The authors tested this on MNIST, a famous dataset of handwritten digits (0 through 9).

  • They built a "Mystery Library" out of images of the number 4.
  • They built a "Sci-Fi Library" out of images of the number 9.

The Results:

  1. Clear Separation: When they tested images of 4s, the compass pointed almost straight to 0°. When they tested 9s, it pointed to 90°.
  2. The "Fuzzy" Ones: When they looked at the number 4 vs. 9, they found that some 4s looked a bit like 9s (maybe a curly tail). The compass for those specific images pointed to 45°.
  3. Visualizing the "Extreme" Directions: They could even generate "ghost images" of what a perfect 4 looks like according to their math, and what a perfect 9 looks like. These ghost images showed exactly why the computer thought they were different (e.g., the sharp angles of the 4 vs. the round loops of the 9).

Why Does This Matter?

  1. No More Black Boxes: Instead of guessing why an AI made a mistake, you can look at the angle and say, "Ah, this image was at 45 degrees, so the AI was confused because it looked like both classes."
  2. Better Data Cleaning: If you have a dataset full of "bad" data (like a photo of a cat labeled as a dog), this angle will be weird.

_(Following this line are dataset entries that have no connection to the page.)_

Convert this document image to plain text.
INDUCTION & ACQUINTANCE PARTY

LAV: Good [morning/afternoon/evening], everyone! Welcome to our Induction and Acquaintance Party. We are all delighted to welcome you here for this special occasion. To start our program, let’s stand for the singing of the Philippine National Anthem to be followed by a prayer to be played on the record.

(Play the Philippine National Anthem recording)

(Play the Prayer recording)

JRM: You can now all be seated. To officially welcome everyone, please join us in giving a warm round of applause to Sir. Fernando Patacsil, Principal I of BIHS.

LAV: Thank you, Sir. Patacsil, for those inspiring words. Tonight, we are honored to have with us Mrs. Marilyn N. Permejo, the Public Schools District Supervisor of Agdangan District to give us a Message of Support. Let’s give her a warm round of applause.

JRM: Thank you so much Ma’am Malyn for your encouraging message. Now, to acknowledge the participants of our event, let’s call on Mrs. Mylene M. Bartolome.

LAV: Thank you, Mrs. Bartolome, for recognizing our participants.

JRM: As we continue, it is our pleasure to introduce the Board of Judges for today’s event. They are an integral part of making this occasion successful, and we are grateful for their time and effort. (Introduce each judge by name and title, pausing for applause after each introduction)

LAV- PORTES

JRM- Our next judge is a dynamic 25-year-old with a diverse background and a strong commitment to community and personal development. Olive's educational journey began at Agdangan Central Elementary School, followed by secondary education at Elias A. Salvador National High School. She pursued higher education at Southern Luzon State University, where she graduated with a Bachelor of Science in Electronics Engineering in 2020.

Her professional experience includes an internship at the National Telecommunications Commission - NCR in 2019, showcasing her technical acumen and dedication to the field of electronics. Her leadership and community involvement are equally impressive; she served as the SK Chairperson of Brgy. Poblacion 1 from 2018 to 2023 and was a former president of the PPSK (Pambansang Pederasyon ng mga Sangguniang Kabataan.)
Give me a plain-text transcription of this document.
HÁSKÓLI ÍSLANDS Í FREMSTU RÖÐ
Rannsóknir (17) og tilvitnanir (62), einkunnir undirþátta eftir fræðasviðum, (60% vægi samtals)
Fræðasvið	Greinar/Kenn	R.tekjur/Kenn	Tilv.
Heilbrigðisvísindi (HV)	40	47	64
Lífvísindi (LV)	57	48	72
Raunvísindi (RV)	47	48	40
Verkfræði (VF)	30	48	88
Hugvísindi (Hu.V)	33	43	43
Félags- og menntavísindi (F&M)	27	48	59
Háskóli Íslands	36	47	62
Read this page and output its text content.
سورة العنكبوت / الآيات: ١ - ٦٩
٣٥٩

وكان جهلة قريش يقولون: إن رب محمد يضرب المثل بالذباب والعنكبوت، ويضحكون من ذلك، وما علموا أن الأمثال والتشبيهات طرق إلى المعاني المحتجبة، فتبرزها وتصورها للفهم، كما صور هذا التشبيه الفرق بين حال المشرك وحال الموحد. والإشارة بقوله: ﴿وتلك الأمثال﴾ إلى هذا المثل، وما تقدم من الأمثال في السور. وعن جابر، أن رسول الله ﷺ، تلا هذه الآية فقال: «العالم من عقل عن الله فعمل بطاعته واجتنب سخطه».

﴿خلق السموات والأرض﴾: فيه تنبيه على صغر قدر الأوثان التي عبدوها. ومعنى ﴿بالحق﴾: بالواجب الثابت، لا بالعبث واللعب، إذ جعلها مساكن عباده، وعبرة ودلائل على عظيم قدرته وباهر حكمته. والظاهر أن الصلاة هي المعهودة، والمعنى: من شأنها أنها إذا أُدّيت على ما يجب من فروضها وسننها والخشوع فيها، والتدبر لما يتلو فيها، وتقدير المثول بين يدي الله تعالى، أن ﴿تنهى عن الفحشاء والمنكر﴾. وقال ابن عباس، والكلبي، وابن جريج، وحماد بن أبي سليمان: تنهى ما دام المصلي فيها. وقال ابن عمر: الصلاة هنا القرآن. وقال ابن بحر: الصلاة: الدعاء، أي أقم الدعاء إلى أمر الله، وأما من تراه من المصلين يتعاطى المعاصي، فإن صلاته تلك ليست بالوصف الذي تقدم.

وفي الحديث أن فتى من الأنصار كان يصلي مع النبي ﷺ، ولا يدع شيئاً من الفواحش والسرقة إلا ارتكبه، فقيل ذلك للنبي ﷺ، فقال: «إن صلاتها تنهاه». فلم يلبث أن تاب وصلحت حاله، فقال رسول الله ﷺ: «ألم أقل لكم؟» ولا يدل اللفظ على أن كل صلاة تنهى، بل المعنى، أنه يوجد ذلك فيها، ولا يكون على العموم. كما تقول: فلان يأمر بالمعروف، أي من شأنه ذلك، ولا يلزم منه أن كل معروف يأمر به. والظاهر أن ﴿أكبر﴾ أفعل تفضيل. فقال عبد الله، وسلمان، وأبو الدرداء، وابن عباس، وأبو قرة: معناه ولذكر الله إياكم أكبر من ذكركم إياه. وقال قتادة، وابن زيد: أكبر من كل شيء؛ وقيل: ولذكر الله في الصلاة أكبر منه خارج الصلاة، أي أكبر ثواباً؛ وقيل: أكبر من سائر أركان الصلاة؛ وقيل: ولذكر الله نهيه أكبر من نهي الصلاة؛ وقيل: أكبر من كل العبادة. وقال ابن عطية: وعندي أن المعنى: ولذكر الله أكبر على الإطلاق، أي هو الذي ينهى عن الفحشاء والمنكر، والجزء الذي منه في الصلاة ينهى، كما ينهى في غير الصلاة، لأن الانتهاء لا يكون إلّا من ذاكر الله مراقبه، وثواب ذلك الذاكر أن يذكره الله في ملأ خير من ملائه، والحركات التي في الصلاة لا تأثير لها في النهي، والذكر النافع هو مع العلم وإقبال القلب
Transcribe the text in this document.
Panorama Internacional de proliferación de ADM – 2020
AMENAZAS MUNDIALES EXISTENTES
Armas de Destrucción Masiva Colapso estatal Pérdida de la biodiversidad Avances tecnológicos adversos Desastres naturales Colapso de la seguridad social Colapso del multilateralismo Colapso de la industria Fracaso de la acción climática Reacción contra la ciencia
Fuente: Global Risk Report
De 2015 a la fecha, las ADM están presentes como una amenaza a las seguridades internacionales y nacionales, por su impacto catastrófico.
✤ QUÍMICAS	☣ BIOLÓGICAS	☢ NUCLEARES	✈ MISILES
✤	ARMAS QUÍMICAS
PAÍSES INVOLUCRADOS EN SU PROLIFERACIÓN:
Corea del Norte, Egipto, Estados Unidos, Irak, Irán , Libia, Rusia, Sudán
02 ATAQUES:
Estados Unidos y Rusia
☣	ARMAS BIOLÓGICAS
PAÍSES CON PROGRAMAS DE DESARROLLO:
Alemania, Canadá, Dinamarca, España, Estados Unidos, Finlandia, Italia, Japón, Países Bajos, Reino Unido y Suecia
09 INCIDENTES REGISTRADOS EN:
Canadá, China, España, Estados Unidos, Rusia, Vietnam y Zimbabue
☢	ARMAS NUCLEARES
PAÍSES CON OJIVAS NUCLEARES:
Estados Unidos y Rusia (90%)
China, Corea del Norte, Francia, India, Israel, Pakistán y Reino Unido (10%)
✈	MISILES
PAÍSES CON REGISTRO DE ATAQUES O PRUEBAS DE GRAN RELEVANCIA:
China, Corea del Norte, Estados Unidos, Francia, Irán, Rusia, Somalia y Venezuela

It will point somewhere in the middle, flagging it for a human to check.
  3. Understanding Similarity: It helps us understand how two things are similar. Are they similar because they share a lot of features, or because they are just both "vague"?

Summary in One Sentence

This paper gives us a geometric compass that measures exactly how much a piece of data belongs to one group versus another, turning complex math into a simple angle that tells us if something is "Team A," "Team B," or "Confused."